TORONTO—A one-sentence summary of the gloomy new comic book-based series “Gotham” doubles as its chief criticism: it’s Batman without Batman.
Star Ben McKenzie knows this. He’s the show’s fulcrum, portraying a young Commissioner Jim Gordon when he’s still just a detective paddling in seeming futility against a tide of crime and corruption. The show kicks off with Bruce Wayne still a child, about to endure the formative horror of seeing his parents murdered in front of him.

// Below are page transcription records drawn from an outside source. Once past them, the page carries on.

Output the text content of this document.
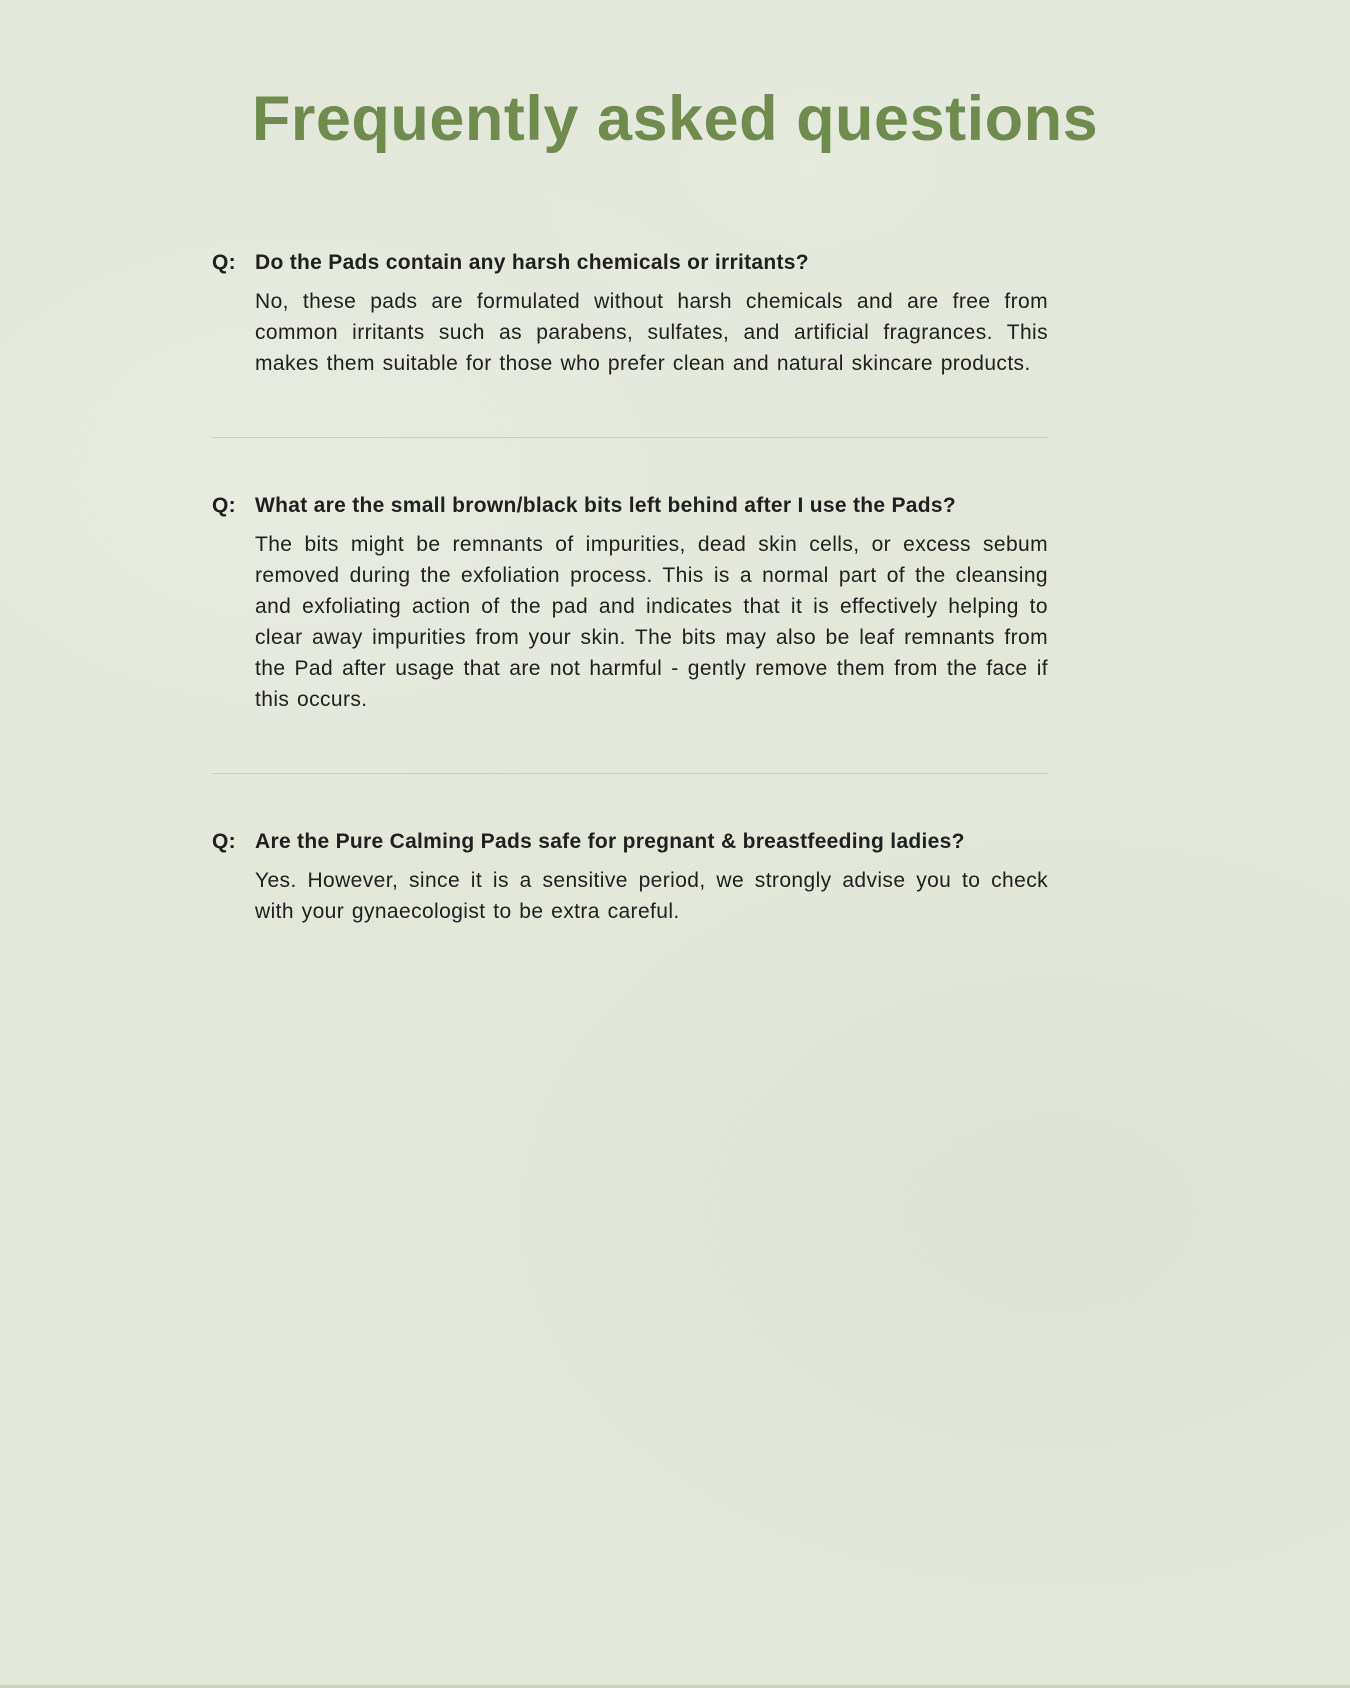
Frequently asked questions
Q: Do the Pads contain any harsh chemicals or irritants?

No, these pads are formulated without harsh chemicals and are free from common irritants such as parabens, sulfates, and artificial fragrances. This makes them suitable for those who prefer clean and natural skincare products.

Q: What are the small brown/black bits left behind after I use the Pads?

The bits might be remnants of impurities, dead skin cells, or excess sebum removed during the exfoliation process. This is a normal part of the cleansing and exfoliating action of the pad and indicates that it is effectively helping to clear away impurities from your skin. The bits may also be leaf remnants from the Pad after usage that are not harmful - gently remove them from the face if this occurs.

Q: Are the Pure Calming Pads safe for pregnant & breastfeeding ladies?

Yes. However, since it is a sensitive period, we strongly advise you to check with your gynaecologist to be extra careful.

When the show was first announced, “Simpsons” writer Mike Scully tidily summed up the skepticism of many onlookers when he tweeted: “Can’t wait to see ‘Gotham’ to learn how Officer Gordon became Commissioner Gordon. Hoping for lots of test-taking and waiting for scores.”
McKenzie was actually among the 600-plus who retweeted the quip, and—as he journeyed to Canada in the spring to promote the show—his eyes lit up when reminded of it. But of course, he disagrees.
“I understand the reflex of ‘Batman show without Batman,”‘ said the chatty Texan, best-known for starring roles on “The O.C.” and “Southland.”
“But I think there’s so many people who are really, really fans of the entire universe that surrounds Batman. I mean, do you go to the movies and see the (Christopher) Nolan versions only for Christian Bale’s performance as Batman? No. Of course not. You go to see all of these other characters, right?
“I understand the criticism,” he continued, “but my short answer is: ‘Just watch it.’ If you don’t like it, don’t keep watching it, but I’m really proud of the pilot we’ve made. … I think people who are fans of this are, for the most part, going to lose their minds.”
For those devotees of the 75-year-old DC Comics franchise, McKenzie promises that “Gotham” will showcase the rogues gallery of freaks Batman eventually goes on to fight, in variously fledgling states of villainy.
We’ll learn more about Wayne, too. And McKenzie’s vision for the show’s eventual end would see a finally grown Wayne slip on the cape and cowl for the first time.
“(That’s) hopefully a long time from now,” said McKenzie, rapping his knuckles on the wooden table to keep his karma straight.
He’s confident about the show’s fortunes, and he’s not alone—given the show’s blockbuster ties, it was earmarked early as a possible fall breakout.
Of course, “Marvel’s Agents of S.H.I.E.L.D.” failed to completely ignite despite similarly lucrative associations. But that show featured a cast of characters almost totally new to viewers, whereas McKenzie stresses the familiarity of the “Gotham” universe.
Well, to most people. The 35-year-old actor, a University of Virginia graduate and nephew to Pulitzer Prize-winning playwright Robert Schenkkan, notes with bemused wonder that he was given focus-group data in which a third of those polled hadn’t heard of Batman.
“Lord knows where they pull these people from,” he marvelled. “That can’t possibly be. Now that I’m a part of it, I walk around, you go to the mall, you see people in Batman shirts, just walking around.
“It’s just entered the lexicon. It’s entered the never-ending zeitgeist.”
“Gotham” isn’t McKenzie’s first entrypoint into the Batman universe. He actually voiced the avenging orphan in the animated film “Batman: Year One,” which also showcased the talents of Bryan Cranston—who just won a Tony Award for his performance in “All the Way,” a play, McKenzie points out, written by his uncle).
Growing up, McKenzie and his brother used to watch the arch, richly cheesy Adam West-starred ‘60s “Batman” every afternoon. And he loves Nolan’s bleak, coffee-black cinematic take, in which intense Oscar nominee Gary Oldman inhabited the role of the noble police chief.
“Someone tweeted me that it’s so cool you’ll grow up and be Gary Oldman,” McKenzie recalled. “I was like, ‘Sadly, I don’t think that’s how it works.”‘
When he was first cast, McKenzie took DC Comics’ Chief Creative Officer Geoff Johns out to lunch. He quizzed Johns—also an acclaimed comic-book writer who’s penned episodes of “Smallville” and “Arrow”—on the best approach to the role.
“At the end of the lunch I was trying to get into whether he had any advice,” McKenzie remembered. “And he was like, ‘You have to interpret it for yourself.’
“That’s what every artist has done throughout the 75 years of Batman. … This has been, in some senses, an enterprise that’s constantly being reinvented by every single person who takes on the job.
“And the only obligation is to do the best job you can and let the chips fall where they may.”